O'Reilly does play tough with all his guests. But it could be argued that he spends more time and energy criticizing gay activists than he does disagreeing with the people who condemn gays in a manner he considers un-American, illogical, and un-Christian. In part, it's because they have areas of agreement.
For example, at first he flatly opposes gay marriage. "Now you're in a different area," he says, differentiating marriage rights from, say, employment rights. He opposes same-sex marriage on legal grounds, social grounds, any ground he can get a solid foot on.
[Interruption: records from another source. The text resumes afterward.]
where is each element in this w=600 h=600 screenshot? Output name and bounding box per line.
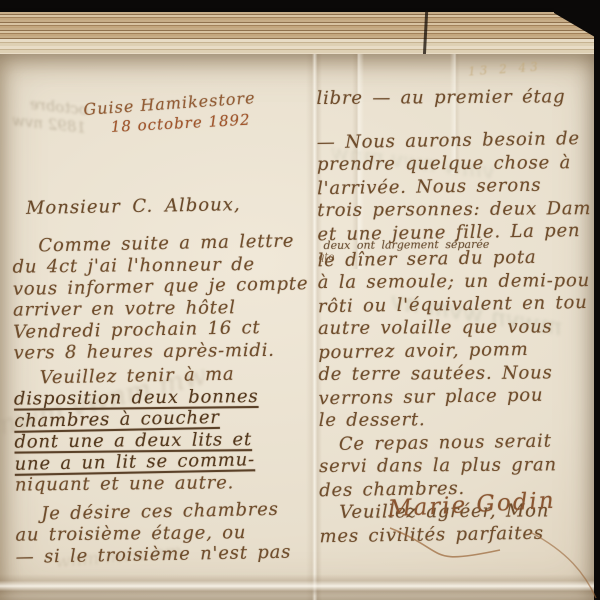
salutation: Monsieur C. Alboux,	[26, 194, 241, 219]
letter-line: vers 8 heures après-midi.	[13, 339, 313, 364]
manuscript-photo: { "colors":{ "background":"#0b0908", "pa…	[0, 0, 600, 600]
letter-line: le dîner sera du pota	[317, 245, 599, 272]
letter-line: rôti ou l'équivalent en tou	[318, 291, 600, 318]
letter-line: mes civilités parfaites	[319, 521, 600, 548]
letter-line: autre volaille que vous	[318, 315, 600, 340]
letter-line: de terre sautées. Nous	[318, 361, 600, 386]
letter-line: le dessert.	[319, 407, 600, 432]
letter-line: l'arrivée. Nous serons	[317, 173, 599, 200]
letter-line: — Nous aurons besoin de	[317, 127, 599, 154]
letter-body-left-column: Comme suite a ma lettredu 4ct j'ai l'hon…	[12, 231, 315, 567]
letter-line: pourrez avoir, pomm	[318, 337, 600, 364]
letter-line: trois personnes: deux Dam	[317, 197, 599, 222]
letter-line: Ce repas nous serait	[319, 429, 600, 456]
letter-line: servi dans la plus gran	[319, 453, 600, 478]
letter-line: à la semoule; un demi-pou	[318, 269, 600, 294]
letter-line: — si le troisième n'est pas	[15, 541, 315, 568]
letter-body-right-column: libre — au premier étag— Nous aurons bes…	[316, 85, 600, 547]
letter-line: niquant et une autre.	[15, 471, 315, 496]
letter-line: prendre quelque chose à	[317, 151, 599, 176]
book-page-edges-top	[0, 12, 600, 39]
letter-line: libre — au premier étag	[316, 85, 598, 110]
letter-line: verrons sur place pou	[318, 383, 600, 410]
But present him with a specific injustice, such as a gay person not being able to visit his or her partner in the hospital because they're not "related," and he'll quickly agree that "if you can't get into the hospital, that's a bad thing. And it shouldn't happen."
And while he's never tired of an argument, he can grow restless after he's made his point and dull practicalities like visitation rights replace the broad brush strokes of debate.
"Look, I couldn't care less, to tell you the truth," he says eventually of same-sex marriage. "You want to get married? Knock yourself out. Go to Vegas; have a good time."
Really? He wouldn't oppose gay marriage if it were legal? "If you can get that changed, I'm not going to jump up and down and say I think it's wrong, because I don't," O'Reilly says. "I think it's [a] foolish [issue] because I don't think you guys should be telling anybody what you do anyway." And so we return to square one: Why would anyone come out in the first place?
"I'm sure you could find some inconsistencies in what I say," he admits. "But the basic tenet is, I want you to have a good life. It's easier to have a good life if nobody knows what your sexual proclivities are-hetero or homosexual or whatever-so keep it quiet unless you absolutely have to define it. AndaEUR,if you have to define it, make sure you have a good lawyer standing there giving you good advice.
"Look," he continues, "society does not have the right to judge what you do behind closed doors. They simply don't. It's wrong, but they will do it. They will do it. If you want that judgment raining down on your head, then go out dressed like Dolly Parton. If you want to live the life where you have the most options you can have-which is really the benefit of America, options-shut up. Shut up. Have a good time. Carve a good life out for yourself. Find a good companion. But nobody has the right to know what you do in your private life."